High-speed counter-current chromatography (HSCCC) is successfully applied for separation and purification of four minor phenolic acids including protocatechuic acid, caffeic acid, 4-hydroxybenzoic acid and myricetin from black currant using a two-phase solvent system composed of n-hexane/EtOAc/MeOH/H2O (5:15:4:7, v/v). The results demonstrated that HSCCC is a powerful technique for the isolation of minor compounds from crude plant extracts.

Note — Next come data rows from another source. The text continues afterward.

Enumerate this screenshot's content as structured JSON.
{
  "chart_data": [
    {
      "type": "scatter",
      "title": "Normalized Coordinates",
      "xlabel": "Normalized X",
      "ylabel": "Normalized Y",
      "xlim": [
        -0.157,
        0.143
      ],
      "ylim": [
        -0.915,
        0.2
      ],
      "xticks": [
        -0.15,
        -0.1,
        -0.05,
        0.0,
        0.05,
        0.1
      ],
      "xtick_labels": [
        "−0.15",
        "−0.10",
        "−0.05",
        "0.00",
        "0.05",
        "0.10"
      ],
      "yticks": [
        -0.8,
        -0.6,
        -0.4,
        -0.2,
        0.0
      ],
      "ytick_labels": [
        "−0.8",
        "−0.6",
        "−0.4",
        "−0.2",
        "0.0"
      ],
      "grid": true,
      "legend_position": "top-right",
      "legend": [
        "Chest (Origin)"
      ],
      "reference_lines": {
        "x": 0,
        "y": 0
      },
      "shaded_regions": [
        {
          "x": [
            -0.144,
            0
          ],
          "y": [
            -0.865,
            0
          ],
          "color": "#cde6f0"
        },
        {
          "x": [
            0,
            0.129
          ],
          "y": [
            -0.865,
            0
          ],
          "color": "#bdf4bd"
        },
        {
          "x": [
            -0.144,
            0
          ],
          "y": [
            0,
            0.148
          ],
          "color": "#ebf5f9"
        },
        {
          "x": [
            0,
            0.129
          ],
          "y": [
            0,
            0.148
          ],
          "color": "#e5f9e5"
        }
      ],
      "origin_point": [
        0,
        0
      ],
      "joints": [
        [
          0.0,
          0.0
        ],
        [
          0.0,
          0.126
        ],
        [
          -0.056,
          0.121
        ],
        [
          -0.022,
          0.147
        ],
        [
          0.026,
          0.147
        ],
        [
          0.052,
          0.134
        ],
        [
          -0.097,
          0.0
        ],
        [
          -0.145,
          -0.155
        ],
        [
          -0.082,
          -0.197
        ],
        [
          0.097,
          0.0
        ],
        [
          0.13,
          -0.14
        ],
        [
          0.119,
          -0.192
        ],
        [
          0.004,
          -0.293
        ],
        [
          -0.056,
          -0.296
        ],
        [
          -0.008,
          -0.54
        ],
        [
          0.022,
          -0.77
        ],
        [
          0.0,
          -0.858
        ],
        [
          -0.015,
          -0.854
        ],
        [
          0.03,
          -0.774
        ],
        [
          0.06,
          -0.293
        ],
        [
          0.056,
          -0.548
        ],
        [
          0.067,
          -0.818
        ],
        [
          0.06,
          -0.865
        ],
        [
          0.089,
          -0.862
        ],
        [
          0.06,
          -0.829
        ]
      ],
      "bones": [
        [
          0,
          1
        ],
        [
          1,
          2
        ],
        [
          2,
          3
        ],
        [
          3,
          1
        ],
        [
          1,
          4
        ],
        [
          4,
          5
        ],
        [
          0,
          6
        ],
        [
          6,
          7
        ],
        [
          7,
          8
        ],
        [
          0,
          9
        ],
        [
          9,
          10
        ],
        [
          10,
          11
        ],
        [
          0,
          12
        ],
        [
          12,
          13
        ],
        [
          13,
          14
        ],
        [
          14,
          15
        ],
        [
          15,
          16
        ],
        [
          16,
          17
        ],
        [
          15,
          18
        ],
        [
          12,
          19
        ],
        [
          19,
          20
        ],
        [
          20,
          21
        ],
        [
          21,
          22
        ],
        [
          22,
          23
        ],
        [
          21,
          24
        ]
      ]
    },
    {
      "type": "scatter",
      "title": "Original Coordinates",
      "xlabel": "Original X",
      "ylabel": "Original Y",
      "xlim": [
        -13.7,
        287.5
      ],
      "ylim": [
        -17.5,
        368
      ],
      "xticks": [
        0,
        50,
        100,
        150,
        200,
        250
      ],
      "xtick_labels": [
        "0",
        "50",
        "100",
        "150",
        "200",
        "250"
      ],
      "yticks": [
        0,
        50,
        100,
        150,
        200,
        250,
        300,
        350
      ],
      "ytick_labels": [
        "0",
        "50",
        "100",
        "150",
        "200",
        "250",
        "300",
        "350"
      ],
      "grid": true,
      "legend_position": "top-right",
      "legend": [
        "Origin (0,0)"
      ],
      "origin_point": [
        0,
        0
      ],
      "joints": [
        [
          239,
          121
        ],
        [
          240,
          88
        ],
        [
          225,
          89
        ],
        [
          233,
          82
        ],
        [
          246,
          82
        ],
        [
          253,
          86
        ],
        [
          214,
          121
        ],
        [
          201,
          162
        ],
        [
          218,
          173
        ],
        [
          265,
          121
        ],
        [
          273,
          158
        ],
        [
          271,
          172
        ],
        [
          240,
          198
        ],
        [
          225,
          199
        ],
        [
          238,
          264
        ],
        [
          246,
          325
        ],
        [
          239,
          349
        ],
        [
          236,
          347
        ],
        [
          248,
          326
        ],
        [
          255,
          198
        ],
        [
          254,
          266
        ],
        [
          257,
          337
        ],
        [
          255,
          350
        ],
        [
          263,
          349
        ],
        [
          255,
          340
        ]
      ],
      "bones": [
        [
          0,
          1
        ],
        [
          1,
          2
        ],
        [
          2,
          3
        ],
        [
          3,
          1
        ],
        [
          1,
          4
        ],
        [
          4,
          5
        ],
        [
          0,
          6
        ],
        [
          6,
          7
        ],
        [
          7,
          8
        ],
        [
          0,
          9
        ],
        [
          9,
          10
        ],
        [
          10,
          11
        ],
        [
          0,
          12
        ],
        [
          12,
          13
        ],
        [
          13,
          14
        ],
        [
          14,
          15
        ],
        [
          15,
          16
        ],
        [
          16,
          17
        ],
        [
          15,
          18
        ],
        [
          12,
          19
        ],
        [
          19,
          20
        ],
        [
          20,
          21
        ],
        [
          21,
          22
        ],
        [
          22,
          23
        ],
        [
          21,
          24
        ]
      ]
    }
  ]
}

This work was financially supported by a grant (code: KSCX2-YWR-132) from Key Project of Knowledge Innovation Program of Chinese Academy of Sciences and another grant from the International Partnership Program for Creative Teams “Study on Bioactive Ingredients and Application of Arid Region Edible Plant” of Chinese Academy of Sciences and the State Administration of Foreign Experts Affairs.